The second section, the short story collection, shows Peter’s talent as a writer to full effect. He is obviously a great fan of Somerset Maugham and his stories have a similar feel about them.
Many of the stories have been previously published; most of them in the Papua New Guinea Association of Australia’s 2010 collection, Tales and Memoirs of Papua New Guinea.
I read that book when it came out and so re-reading the stories was an interesting experience. It’s amazing what gets stored away in the backrooms of your brain. My re-reading threw up characters that I remembered from six years ago.

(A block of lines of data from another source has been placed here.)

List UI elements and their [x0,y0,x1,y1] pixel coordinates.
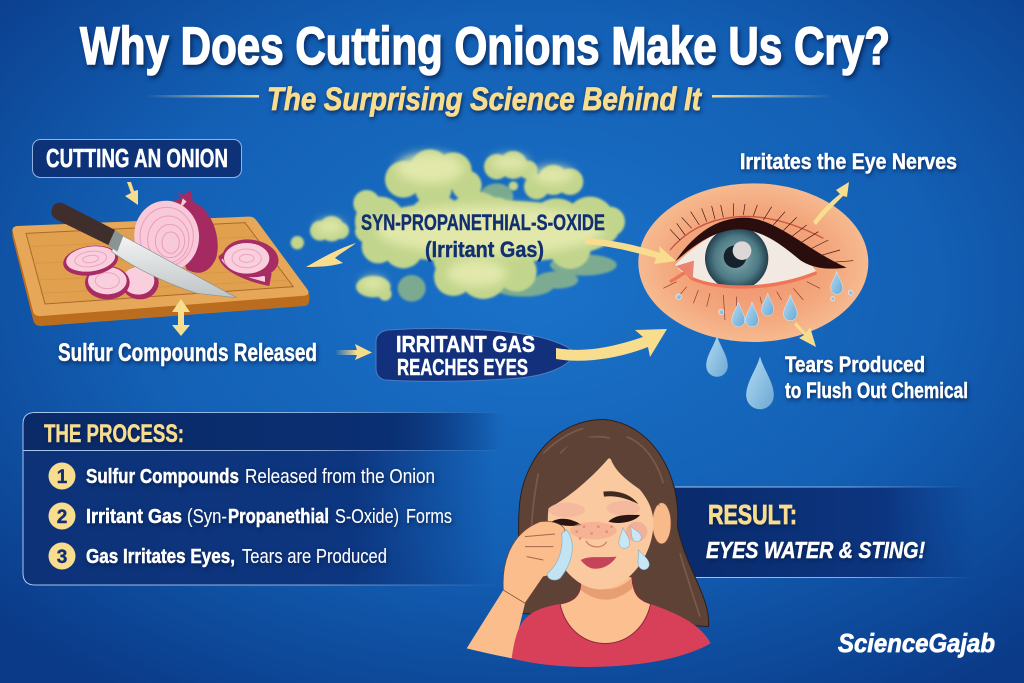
shirt [512,604,711,667]
illustration: eye with tears [638,183,868,342]
text: tears produced [785,352,968,403]
text: tears produced: Tears Produced [785,352,925,377]
lower lid [670,273,817,287]
arrow: eye to nerves [813,182,849,225]
step 1: Sulfur Compounds [86,466,239,488]
step 2: Forms [406,506,452,528]
hand [503,521,565,603]
slice: right onion slices [218,236,281,286]
cloud text: (Irritant Gas) [425,237,544,262]
panel: the process [23,412,505,585]
step 2 [48,502,452,530]
skin [638,183,868,342]
arrow: tears down [794,322,816,347]
cloud text: SYN-PROPANETHIAL-S-OXIDE [361,210,605,235]
arrow: cloud to eye [585,238,676,264]
subtitle: The Surprising Science Behind It [267,81,702,117]
hair [519,419,709,627]
label: cutting an onion [32,140,242,178]
step 1: 1 [57,467,68,488]
step 3: 3 [57,547,67,568]
panel: result: RESULT: [708,499,797,530]
step 2: Propanethial [228,506,329,528]
brows and eyes [548,491,640,526]
panel: result [675,486,975,578]
illustration: cutting board with onion and knife [12,190,309,326]
label: irritant gas reaches eyes [376,328,573,381]
label: irritant gas reaches eyes: REACHES EYES [397,354,528,380]
cloud lumps [291,149,625,302]
step 2: 2 [57,507,67,528]
double arrow: board to sulfur compounds [172,299,190,336]
step 1: Released from the Onion [245,466,435,488]
step 3: Tears are Produced [242,546,387,568]
onion half [130,190,218,275]
arrow: gas label to eye [556,329,667,361]
label: cutting an onion: CUTTING AN ONION [46,143,228,173]
heading: THE PROCESS: [44,420,184,448]
mouth [581,557,617,569]
face [548,458,653,589]
eye white and iris [675,229,816,288]
arrow: cloud to board [306,243,356,267]
text: irritates the eye nerves: Irritates the Eye Nerves [740,149,957,174]
eyelid liner [675,218,847,269]
step 3 [48,542,387,570]
arm [467,590,525,658]
ear [652,503,671,544]
cloud: irritant gas [291,149,625,302]
label: irritant gas reaches eyes: IRRITANT GAS [396,331,535,357]
logo: sciencegajab: ScienceGajab [838,628,995,658]
bangs [540,437,660,510]
knife [51,203,237,298]
step 3: Gas Irritates Eyes, [86,546,235,568]
tears on cheek [618,524,651,571]
illustration: crying woman [467,419,711,667]
neck and chest [560,577,651,643]
slice: back slices [61,242,159,299]
tissue [547,530,572,580]
step 2: Irritant Gas [86,506,182,528]
step 2: S-Oxide) [335,506,399,528]
step 2: (Syn- [187,506,227,528]
step 1 [48,462,435,490]
large tear drop 2 [746,356,774,409]
tears on eye [676,271,853,327]
cloud text [361,210,605,262]
nose [586,541,607,547]
arrow: label to onion [125,182,138,205]
text: tears produced: to Flush Out Chemical [785,378,968,403]
arrow: sulfur to gas label [335,344,372,360]
large tear drop 1 [706,335,728,377]
cutting board [12,217,309,326]
text: sulfur compounds released: Sulfur Compounds Released [58,339,317,367]
blush and freckles [570,522,647,542]
panel: result: EYES WATER & STING! [706,537,925,563]
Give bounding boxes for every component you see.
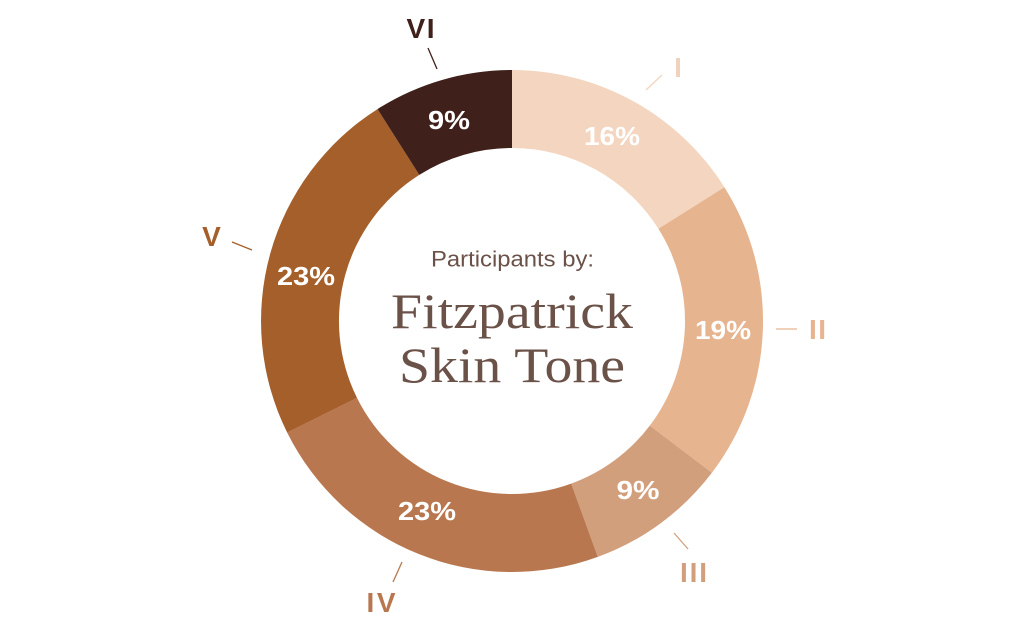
label II: II	[809, 314, 826, 345]
center caption	[391, 246, 633, 393]
label V: V	[202, 221, 221, 252]
segment I: 16%	[512, 70, 724, 229]
label II	[776, 314, 826, 345]
label III	[674, 533, 707, 588]
label IV	[366, 562, 402, 618]
segment II: 19%	[650, 187, 763, 473]
segment IV: 23%: 23%	[398, 496, 456, 526]
segment III: 9%	[571, 426, 712, 557]
caption title line 1: Fitzpatrick	[391, 283, 633, 339]
segment V: 23%	[261, 109, 419, 433]
segment IV: 23%	[287, 398, 598, 572]
segment VI: 9%: 9%	[428, 105, 470, 135]
label VI	[406, 13, 437, 69]
segment V: 23%: 23%	[277, 261, 335, 291]
label III: III	[680, 557, 707, 588]
segment VI: 9%	[378, 70, 512, 175]
label V	[202, 221, 252, 252]
label I	[646, 52, 682, 90]
label VI: VI	[406, 13, 434, 44]
caption title line 2: Skin Tone	[399, 337, 625, 393]
label I: I	[674, 52, 682, 83]
caption intro: Participants by:	[431, 246, 594, 272]
label IV: IV	[366, 587, 396, 618]
segment III: 9%: 9%	[616, 475, 660, 505]
segment II: 19%: 19%	[695, 315, 751, 345]
segment I: 16%: 16%	[584, 121, 640, 151]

Not that it diminished the pleasure of meeting them again.
At the end of the book I had a new appreciation of the role of teachers in Papua New Guinea, both before and after independence.
For an old kiap it put into perspective the fact that our often exalted role was really only part of a much bigger scenario that included teachers, agricultural officers, surveyors, tradesmen, bankers, engineers, clerks, doctors and nurses and a host of other professions.
Peter comes from Sydney and went through the Australian School of Pacific Administration in 1968-70. His first posting was to New Ireland.
After four years he left Papua New Guinea but came back in 1980 and worked in both Popondetta in Oro Province and at Panguna on Bougainville before being forced to leave by the civil war in 1990.
We need more books like this one to balance the record. It’s quite remiss of those multiple professions not to have put pen to paper.
So, despite the unfortunate title, I cannot recommend Peter’s book more highly.
If you want to read about a dedicated teacher and his wife working as a nurse this is a book you shouldn’t miss.